Side pocketing is a strategy used to protect investors in instruments that have risky asset exposure.
In a debt portfolio, it is an accounting approach for separating illiquid (riskier) investments from liquid and high-quality investments.
When a bond owned in the fund receives a rating drop, the fund houses move the illiquid asset to a side pocket, where existing holders receive a proportional distribution.
The fund’s NAV (Net Asset Value) shows solely the value of liquid assets when side pocketing is used and illiquid assets are put into a separate pocket.

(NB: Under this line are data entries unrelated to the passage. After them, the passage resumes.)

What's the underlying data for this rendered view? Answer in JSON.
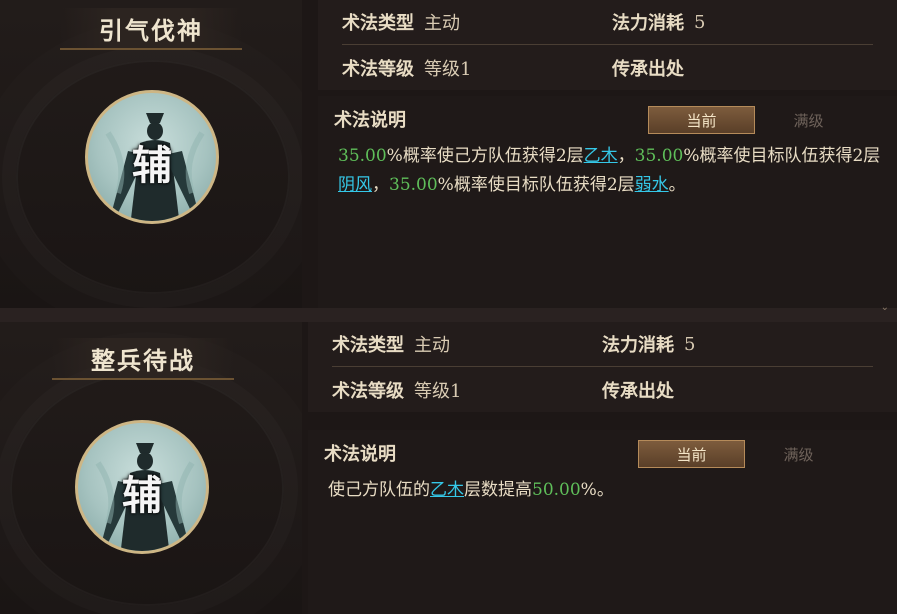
{
  "labels": {
    "type": "术法类型",
    "cost": "法力消耗",
    "level": "术法等级",
    "source": "传承出处",
    "desc": "术法说明",
    "tab_current": "当前",
    "tab_max": "满级"
  },
  "skills": [
    {
      "name": "引气伐神",
      "role": "辅",
      "type": "主动",
      "cost": "5",
      "level": "等级1",
      "source": "",
      "desc": {
        "p1": "35.00",
        "t1": "%概率使己方队伍获得2层",
        "k1": "乙木",
        "t2": "，",
        "p2": "35.00",
        "t3": "%概率使目标队伍获得2层",
        "k2": "阴风",
        "t4": "，",
        "p3": "35.00",
        "t5": "%概率使目标队伍获得2层",
        "k3": "弱水",
        "t6": "。"
      }
    },
    {
      "name": "整兵待战",
      "role": "辅",
      "type": "主动",
      "cost": "5",
      "level": "等级1",
      "source": "",
      "desc": {
        "t1": "使己方队伍的",
        "k1": "乙木",
        "t2": "层数提高",
        "p1": "50.00",
        "t3": "%。"
      }
    }
  ],
  "colors": {
    "percent": "#5fbf5a",
    "keyword": "#35c8e8",
    "tab_active": "#7d5c3d"
  }
}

Side pocketing is a technique that should be approached with caution. In addition, the value of illiquid investments is uncertain. As a result, the illiquid asset’s NAV will continue to be a source of worry.
How Side Pockets Operate
Side pocket accounts, which are utilised only by hedge fund managers and have a structure that is comparable to that of single-asset private equity funds, have been more popular in recent years. Their goal is to segregate assets that are illiquid, difficult to appraise, and often very high risk from assets that are more liquid in nature. Investments like as real estate, antiques, over-the-counter (OTC) equities, stocks with very low trading activity, stocks delisted from exchanges, and private equity investments are examples of illiquid assets that may be found in side pocket accounts.
Although the assets of a side pocket account are reported on the records of a fund, those assets are monitored in a different manner. The accounting and valuation methods that they use are detailed in the prospectus that the fund provides for potential investors. When a side pocket account is formed, each investor in the fund is given an investment in the side pocket account that is proportional to their overall investment in the fund.